Сам Алаксанду сидел во главе стола, рядом с сиявшей уточенной красотой супругой. Царь смеялся и бахвалился, опрокидывая кубок за кубком. Сама же Елена, проявляя умеренность в еде и питье, в какой-то миг налила себе полный кубок и встала из-за стола, мгновенно приковав к себе все взоры.

— В Аххияве не принято, чтобы женщины брали слово, когда говорят мужи, — она насмешливо посмотрела на Диомеда и Одиссея, — и поэтому я молчала в тронном зале. Но здесь Троя, а не Микены или Амиклы — и сегодня я скажу свое послание тому, кто до сих пор называет себя моим мужем.
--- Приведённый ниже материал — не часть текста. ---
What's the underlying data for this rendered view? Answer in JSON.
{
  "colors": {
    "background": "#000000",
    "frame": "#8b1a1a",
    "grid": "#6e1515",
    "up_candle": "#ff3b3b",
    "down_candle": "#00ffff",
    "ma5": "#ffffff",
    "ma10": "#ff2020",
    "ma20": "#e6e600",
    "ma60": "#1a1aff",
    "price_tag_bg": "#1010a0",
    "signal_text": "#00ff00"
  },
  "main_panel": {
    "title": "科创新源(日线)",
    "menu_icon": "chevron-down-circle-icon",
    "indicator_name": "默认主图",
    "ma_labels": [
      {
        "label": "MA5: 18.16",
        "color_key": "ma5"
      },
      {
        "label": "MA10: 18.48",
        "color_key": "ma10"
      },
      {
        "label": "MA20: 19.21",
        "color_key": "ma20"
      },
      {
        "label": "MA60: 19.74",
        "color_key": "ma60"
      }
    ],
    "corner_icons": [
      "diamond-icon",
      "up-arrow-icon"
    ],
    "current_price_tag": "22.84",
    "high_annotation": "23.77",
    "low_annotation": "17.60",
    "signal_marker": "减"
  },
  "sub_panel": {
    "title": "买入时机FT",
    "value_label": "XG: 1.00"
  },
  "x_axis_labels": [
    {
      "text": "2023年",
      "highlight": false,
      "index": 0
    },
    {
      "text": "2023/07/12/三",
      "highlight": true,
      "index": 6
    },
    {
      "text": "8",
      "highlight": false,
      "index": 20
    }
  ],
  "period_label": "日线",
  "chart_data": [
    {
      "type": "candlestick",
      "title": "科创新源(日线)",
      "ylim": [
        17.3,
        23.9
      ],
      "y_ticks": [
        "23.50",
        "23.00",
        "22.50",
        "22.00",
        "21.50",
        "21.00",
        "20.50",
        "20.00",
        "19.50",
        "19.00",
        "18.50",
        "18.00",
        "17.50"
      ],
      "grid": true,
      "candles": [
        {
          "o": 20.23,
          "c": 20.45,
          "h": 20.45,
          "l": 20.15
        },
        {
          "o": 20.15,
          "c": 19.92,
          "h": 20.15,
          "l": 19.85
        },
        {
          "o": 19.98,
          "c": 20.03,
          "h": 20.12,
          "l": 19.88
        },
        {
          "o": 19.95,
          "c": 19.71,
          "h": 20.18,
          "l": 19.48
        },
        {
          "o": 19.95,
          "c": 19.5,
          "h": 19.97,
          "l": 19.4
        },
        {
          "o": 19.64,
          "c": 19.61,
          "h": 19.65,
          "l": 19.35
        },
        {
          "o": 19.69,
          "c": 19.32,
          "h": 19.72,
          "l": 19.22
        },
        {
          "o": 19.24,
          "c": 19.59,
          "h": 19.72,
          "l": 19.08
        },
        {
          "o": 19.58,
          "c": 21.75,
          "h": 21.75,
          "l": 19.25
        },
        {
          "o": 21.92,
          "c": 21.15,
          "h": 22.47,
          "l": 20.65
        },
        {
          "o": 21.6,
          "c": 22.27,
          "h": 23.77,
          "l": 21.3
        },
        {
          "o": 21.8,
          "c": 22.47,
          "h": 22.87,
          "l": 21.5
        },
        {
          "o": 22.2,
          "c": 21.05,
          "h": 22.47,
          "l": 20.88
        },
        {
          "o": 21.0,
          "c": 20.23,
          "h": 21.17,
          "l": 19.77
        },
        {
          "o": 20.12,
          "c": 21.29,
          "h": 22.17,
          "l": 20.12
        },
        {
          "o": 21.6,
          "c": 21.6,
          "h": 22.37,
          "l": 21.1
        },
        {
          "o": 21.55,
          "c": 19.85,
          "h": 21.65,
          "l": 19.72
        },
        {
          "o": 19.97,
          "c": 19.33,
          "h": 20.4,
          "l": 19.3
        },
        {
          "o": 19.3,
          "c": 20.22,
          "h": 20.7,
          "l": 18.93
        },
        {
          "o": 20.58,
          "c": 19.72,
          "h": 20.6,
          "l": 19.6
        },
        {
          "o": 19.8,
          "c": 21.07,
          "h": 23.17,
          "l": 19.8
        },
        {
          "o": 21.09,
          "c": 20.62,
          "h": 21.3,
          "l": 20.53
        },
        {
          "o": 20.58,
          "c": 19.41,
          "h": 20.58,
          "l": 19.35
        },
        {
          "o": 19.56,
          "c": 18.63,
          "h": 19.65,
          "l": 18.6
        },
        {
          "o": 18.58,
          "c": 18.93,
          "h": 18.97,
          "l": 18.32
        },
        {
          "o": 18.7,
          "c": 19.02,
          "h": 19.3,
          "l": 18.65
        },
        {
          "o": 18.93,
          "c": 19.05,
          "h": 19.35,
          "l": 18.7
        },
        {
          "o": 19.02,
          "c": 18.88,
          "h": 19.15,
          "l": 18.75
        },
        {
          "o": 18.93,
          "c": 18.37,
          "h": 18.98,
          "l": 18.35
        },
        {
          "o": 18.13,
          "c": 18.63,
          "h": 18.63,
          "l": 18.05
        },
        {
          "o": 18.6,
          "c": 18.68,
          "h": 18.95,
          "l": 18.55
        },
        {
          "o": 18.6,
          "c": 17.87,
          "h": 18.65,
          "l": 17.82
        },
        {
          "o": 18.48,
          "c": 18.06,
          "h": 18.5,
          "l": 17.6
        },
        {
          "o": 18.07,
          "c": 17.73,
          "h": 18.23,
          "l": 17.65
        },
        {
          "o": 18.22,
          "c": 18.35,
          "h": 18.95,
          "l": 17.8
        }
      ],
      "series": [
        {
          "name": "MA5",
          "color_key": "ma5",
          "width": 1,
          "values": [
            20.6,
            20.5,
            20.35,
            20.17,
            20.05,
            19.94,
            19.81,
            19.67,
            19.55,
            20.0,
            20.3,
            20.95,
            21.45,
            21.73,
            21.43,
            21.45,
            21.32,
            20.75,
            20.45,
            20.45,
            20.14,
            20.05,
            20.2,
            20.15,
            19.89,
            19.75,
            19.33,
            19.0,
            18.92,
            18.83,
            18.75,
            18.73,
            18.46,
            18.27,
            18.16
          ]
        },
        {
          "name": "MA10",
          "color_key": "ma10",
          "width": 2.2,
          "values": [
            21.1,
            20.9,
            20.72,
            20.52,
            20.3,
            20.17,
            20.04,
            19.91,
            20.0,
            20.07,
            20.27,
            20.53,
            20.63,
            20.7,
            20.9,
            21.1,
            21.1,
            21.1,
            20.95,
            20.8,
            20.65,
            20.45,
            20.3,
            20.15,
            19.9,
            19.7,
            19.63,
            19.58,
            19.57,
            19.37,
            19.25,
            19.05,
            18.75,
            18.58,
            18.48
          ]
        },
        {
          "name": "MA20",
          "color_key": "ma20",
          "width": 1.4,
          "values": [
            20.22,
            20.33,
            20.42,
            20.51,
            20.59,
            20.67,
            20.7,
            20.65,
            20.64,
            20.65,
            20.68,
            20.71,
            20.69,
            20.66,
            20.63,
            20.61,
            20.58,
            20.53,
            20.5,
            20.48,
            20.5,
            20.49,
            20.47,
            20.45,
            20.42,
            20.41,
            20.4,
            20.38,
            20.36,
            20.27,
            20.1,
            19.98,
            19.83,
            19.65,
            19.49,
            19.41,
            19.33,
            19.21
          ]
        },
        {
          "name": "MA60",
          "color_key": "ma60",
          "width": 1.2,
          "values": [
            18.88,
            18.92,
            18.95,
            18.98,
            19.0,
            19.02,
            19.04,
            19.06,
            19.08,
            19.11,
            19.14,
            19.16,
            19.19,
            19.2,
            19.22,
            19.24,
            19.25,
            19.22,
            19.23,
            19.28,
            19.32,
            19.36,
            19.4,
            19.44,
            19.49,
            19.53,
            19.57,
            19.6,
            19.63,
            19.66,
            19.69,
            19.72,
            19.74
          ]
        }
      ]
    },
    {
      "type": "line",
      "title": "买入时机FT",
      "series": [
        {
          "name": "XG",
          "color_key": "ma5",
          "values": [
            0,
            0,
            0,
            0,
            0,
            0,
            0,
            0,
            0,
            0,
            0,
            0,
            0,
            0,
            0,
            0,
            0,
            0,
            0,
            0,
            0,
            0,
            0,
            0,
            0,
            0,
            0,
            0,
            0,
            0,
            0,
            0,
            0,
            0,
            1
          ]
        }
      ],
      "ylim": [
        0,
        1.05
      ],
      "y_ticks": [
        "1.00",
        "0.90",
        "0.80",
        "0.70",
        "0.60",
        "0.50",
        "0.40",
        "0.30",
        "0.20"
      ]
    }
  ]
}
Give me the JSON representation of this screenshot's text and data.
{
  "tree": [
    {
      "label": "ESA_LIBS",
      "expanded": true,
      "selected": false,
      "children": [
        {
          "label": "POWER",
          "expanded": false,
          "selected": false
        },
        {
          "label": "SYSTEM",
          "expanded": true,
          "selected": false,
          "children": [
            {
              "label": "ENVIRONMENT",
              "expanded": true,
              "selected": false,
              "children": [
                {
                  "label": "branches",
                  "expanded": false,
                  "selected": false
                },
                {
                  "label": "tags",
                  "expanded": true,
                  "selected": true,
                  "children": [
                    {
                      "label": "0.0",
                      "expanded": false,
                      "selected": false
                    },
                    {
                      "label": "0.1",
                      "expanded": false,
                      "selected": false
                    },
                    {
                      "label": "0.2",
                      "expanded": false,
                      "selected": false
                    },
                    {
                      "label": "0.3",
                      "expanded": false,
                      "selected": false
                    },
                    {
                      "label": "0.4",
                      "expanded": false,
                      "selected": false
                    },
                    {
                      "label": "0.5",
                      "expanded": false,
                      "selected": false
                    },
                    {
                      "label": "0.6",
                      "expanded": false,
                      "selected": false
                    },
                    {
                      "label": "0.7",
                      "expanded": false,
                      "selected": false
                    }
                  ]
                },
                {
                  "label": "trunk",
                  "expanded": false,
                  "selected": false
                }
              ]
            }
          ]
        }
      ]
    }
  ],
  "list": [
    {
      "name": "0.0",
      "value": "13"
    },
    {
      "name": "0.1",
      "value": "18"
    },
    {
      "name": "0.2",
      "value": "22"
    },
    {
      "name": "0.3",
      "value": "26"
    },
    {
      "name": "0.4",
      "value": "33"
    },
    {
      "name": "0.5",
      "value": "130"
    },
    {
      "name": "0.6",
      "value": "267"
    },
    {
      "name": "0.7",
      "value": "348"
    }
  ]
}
Пусть он знает я не кобыла и не бездушная статуя, что служит украшением в пиршественном зале, не игрушка, которую можно передавать из рук в руки. Я не стану утешительным трофеем, который отдадут Менелаю, чтобы он, поджав хвост, со спокойной душой вернулся домой. Если он не смог взять меня в бою — значит он не получит меня никогда! Так и передайте своему царю, когда вернетесь в стан ахейцев.

Алаксанду расхохотался, пьяно хлопая в ладони, но кроме него это мало кому показалось смешным. Одрик заметил раздраженный взгляд Хектора, брошенный на Елену, хитрое выражение в глазах Одиссея и нахмуренные брови Диомеда. Даже наследник Рудогорья, не особо искушенный в хитросплетениях здешней политики, сразу понял, что сейчас был брошен вызов — не только Менелаю или Агамемнону, но всей Аххияве. Если эти слова донесутся до ушей вождей похода, то им уже будет невозможно сохранить лицо без взятия Трои. Однако, что скажут цари, которым уже обещан проход на север?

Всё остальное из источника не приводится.